We are currently identifying and characterizing T4SS effectors from Rickettsia monacensis, which while capable of actively invading and growing extensively within human cells, can be worked with in BSL-2 facilities. Working with a BSL-2 level model organism initially will expedite the acquisition of knowledge and development of genetic systems, which ultimately, we will confirm and extend into highly pathogenic rickettsial organisms in our BSL-3 facilities in the University of Louisville Regional Biocontainment Laboratory.

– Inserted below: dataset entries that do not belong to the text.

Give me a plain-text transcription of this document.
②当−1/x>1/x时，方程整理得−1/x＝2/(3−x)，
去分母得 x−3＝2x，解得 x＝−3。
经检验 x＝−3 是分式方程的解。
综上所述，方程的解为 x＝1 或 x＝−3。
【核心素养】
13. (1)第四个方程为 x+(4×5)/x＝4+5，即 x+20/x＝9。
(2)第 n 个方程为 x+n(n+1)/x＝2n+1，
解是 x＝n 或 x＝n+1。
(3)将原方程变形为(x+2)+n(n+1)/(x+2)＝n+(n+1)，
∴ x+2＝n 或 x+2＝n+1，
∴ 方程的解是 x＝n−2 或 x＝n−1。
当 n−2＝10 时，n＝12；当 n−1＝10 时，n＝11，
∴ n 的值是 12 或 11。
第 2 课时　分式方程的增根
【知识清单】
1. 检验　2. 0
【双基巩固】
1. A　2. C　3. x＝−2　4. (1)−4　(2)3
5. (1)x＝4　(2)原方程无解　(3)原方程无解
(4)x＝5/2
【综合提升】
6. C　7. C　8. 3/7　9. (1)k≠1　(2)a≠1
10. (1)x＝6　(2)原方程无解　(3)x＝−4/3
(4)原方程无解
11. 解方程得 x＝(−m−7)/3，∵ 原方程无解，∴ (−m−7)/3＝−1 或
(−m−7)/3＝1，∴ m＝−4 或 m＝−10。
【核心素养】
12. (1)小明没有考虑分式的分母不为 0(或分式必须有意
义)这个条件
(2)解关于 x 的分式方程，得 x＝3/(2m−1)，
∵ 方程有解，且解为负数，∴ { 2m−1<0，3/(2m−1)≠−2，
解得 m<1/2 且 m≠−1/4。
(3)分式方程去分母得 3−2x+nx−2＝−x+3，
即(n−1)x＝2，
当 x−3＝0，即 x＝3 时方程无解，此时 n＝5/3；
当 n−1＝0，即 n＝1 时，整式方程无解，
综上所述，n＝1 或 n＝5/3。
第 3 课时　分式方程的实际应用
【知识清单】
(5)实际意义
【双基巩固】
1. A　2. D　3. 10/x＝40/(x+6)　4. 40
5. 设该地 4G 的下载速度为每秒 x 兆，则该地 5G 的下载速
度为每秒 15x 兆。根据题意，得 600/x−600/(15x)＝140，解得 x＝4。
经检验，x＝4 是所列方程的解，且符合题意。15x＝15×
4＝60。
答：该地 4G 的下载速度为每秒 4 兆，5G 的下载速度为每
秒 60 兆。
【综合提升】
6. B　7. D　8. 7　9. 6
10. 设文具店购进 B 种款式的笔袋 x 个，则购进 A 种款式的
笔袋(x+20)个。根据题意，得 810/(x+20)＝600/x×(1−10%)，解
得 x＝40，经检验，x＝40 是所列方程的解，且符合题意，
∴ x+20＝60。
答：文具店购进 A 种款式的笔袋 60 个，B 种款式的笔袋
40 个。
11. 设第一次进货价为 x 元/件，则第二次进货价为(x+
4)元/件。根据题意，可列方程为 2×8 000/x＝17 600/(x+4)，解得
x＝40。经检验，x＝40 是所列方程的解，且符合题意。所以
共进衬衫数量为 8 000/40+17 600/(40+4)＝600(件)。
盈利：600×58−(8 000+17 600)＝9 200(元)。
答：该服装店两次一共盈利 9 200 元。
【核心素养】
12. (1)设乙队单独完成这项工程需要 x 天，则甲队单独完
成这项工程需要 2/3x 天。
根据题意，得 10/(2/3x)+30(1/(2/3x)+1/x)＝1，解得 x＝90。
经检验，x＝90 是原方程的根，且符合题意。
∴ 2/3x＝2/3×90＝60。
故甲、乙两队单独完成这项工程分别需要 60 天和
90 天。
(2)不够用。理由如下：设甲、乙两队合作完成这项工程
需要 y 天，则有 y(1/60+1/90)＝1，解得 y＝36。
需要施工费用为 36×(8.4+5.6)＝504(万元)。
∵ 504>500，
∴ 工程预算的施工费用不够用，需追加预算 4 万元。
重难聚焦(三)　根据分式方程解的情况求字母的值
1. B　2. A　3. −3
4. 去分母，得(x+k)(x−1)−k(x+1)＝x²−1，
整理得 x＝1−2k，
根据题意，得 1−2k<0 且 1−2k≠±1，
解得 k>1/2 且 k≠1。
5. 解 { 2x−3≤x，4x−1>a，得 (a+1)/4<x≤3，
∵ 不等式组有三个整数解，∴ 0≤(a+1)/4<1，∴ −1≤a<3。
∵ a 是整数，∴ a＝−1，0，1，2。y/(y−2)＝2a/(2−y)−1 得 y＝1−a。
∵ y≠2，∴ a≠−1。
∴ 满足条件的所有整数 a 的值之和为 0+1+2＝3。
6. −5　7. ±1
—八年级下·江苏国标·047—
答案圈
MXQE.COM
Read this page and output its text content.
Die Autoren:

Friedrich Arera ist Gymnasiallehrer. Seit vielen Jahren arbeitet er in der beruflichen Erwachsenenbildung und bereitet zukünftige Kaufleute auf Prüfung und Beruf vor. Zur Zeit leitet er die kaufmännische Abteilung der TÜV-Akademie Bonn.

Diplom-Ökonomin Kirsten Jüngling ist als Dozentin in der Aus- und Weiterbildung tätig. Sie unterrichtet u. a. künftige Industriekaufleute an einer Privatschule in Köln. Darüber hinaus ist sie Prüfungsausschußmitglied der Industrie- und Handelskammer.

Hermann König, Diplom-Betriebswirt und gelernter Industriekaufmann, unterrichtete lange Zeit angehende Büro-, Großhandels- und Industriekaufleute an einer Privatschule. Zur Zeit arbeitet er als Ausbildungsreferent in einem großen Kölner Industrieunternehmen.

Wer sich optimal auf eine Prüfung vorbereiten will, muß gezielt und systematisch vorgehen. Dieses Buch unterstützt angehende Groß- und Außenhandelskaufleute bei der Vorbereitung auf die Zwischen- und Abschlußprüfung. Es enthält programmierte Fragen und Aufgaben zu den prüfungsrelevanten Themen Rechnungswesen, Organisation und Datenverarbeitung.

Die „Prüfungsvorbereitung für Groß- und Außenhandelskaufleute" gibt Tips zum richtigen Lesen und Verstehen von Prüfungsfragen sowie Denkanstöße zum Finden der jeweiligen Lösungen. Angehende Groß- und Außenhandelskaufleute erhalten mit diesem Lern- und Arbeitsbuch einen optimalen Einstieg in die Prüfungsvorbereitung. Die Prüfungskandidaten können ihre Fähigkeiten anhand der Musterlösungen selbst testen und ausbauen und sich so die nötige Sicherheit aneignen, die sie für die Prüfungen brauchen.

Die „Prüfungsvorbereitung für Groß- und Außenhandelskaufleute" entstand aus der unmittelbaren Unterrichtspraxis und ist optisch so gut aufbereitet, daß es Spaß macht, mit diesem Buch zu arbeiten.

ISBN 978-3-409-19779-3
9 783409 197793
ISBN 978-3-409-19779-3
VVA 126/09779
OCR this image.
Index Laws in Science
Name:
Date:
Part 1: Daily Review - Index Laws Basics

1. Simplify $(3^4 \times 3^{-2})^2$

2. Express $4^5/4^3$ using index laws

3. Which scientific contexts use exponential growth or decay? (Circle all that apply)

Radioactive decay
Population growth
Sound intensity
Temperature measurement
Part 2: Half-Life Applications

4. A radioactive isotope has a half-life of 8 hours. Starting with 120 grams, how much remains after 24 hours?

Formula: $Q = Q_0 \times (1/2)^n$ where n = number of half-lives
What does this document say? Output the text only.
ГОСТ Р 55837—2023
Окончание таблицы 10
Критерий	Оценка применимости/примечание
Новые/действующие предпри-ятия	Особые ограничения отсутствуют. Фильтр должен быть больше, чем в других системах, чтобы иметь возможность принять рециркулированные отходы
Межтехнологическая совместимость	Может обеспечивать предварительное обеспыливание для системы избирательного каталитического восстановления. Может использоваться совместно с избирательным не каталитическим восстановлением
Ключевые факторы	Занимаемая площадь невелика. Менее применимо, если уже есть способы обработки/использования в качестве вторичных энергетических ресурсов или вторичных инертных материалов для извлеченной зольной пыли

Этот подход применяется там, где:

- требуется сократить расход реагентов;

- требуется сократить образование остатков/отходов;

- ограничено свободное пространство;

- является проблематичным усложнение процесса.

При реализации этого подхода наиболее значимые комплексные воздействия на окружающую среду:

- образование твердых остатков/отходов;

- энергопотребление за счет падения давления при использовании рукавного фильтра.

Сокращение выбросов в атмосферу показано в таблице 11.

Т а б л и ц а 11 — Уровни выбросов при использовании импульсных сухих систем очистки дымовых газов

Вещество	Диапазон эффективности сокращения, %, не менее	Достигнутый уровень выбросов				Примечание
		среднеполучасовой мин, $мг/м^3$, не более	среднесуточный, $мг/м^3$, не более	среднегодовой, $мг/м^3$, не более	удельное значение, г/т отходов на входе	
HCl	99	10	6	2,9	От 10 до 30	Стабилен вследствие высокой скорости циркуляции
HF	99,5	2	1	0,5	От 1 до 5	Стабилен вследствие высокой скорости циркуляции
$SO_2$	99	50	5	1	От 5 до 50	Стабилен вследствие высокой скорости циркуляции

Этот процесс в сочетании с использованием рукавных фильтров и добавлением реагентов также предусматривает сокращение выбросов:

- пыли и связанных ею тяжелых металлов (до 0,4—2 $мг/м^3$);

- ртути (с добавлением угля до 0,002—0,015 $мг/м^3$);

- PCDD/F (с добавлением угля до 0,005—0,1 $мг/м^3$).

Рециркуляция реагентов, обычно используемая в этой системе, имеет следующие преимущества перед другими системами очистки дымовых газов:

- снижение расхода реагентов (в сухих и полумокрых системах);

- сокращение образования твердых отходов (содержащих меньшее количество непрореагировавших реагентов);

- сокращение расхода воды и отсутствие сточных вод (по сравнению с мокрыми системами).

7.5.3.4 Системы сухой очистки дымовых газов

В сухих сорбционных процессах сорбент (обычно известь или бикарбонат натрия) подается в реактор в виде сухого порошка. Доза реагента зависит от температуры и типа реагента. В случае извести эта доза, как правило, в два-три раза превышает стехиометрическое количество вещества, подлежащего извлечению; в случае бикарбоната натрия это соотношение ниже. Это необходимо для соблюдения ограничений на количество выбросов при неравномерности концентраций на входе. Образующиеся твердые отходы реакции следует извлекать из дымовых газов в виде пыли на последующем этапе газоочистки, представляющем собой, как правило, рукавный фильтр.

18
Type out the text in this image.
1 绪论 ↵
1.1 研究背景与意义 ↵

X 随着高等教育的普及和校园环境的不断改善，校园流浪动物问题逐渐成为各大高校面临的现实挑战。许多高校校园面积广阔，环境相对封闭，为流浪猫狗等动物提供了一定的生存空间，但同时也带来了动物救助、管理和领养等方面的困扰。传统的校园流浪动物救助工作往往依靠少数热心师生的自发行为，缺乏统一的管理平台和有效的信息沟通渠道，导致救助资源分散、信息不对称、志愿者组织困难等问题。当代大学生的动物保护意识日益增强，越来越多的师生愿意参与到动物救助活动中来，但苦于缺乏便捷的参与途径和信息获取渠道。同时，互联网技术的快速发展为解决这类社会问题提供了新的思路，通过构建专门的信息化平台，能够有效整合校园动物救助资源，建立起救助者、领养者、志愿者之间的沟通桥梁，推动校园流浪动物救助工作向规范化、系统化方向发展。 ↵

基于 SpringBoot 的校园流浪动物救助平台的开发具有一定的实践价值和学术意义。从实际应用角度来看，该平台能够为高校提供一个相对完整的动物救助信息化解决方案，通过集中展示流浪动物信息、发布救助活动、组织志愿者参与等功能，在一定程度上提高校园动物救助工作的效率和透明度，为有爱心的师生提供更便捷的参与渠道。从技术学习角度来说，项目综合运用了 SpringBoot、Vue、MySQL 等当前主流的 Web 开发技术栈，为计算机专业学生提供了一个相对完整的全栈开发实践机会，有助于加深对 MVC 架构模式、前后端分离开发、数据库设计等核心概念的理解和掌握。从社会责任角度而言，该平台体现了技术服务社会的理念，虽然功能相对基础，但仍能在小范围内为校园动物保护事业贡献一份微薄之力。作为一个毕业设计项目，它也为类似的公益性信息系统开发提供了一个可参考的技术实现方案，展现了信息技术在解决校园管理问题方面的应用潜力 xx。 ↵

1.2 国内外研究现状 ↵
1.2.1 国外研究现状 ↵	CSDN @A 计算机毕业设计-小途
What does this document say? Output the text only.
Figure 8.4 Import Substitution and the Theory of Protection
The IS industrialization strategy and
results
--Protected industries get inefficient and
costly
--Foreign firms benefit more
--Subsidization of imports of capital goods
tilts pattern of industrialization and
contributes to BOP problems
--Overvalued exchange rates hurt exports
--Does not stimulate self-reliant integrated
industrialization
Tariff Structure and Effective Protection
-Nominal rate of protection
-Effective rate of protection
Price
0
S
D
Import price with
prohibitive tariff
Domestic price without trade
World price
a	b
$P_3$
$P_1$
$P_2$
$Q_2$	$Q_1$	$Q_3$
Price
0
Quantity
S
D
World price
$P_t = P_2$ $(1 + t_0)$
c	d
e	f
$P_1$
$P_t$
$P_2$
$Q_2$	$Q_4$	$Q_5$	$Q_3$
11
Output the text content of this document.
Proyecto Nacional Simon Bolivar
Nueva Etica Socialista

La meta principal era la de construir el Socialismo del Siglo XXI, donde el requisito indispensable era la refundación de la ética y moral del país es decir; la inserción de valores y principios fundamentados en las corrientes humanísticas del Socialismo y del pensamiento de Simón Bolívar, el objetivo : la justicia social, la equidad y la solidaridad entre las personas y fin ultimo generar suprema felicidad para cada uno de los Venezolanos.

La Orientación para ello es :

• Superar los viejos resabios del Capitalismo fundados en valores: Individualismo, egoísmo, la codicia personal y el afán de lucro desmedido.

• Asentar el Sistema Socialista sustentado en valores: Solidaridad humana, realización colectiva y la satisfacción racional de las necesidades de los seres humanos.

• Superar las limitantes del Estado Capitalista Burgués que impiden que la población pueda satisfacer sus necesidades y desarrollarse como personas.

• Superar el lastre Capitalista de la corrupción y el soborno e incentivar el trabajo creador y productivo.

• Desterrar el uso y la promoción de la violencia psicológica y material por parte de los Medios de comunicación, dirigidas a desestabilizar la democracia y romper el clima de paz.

In this project, we are screening globally for T4SS effectors and will characterize ones that are conserved amongst rickettsial organisms. We will then assess their impact on invasion and intracellular growth, determine their subcellular localization within host cells, assess their expression kinetics and finally identify what host proteins they subvert. The data generated here and techniques developed will set the stage for deleting conserved effectors in highly pathogenic strains of Rickettsia in future work to confirm their phenotypes and test them as attenuated vaccine strains. Additionally, as the effectors are injected directly into host cell cytosol where the MHC-1 machinery has access to them, they could be expressed as heterologous antigens in established attenuated vaccine carrier strains such as certain Salmonella derivatives. Also, in the future, we will use the genetic systems developed here in more pathogenic strains of Rickettsia to identify unique virulence factors that contribute to their lethality. In addition to the implications for vaccine development, we suspect that the identification and characterization of this important part of the molecular, functional interface of Rickettsia and its human host may directly lead to new therapeutic intervention strategies, which is important as there is really only one antibiotic available that is effective in treating rickettsial infections.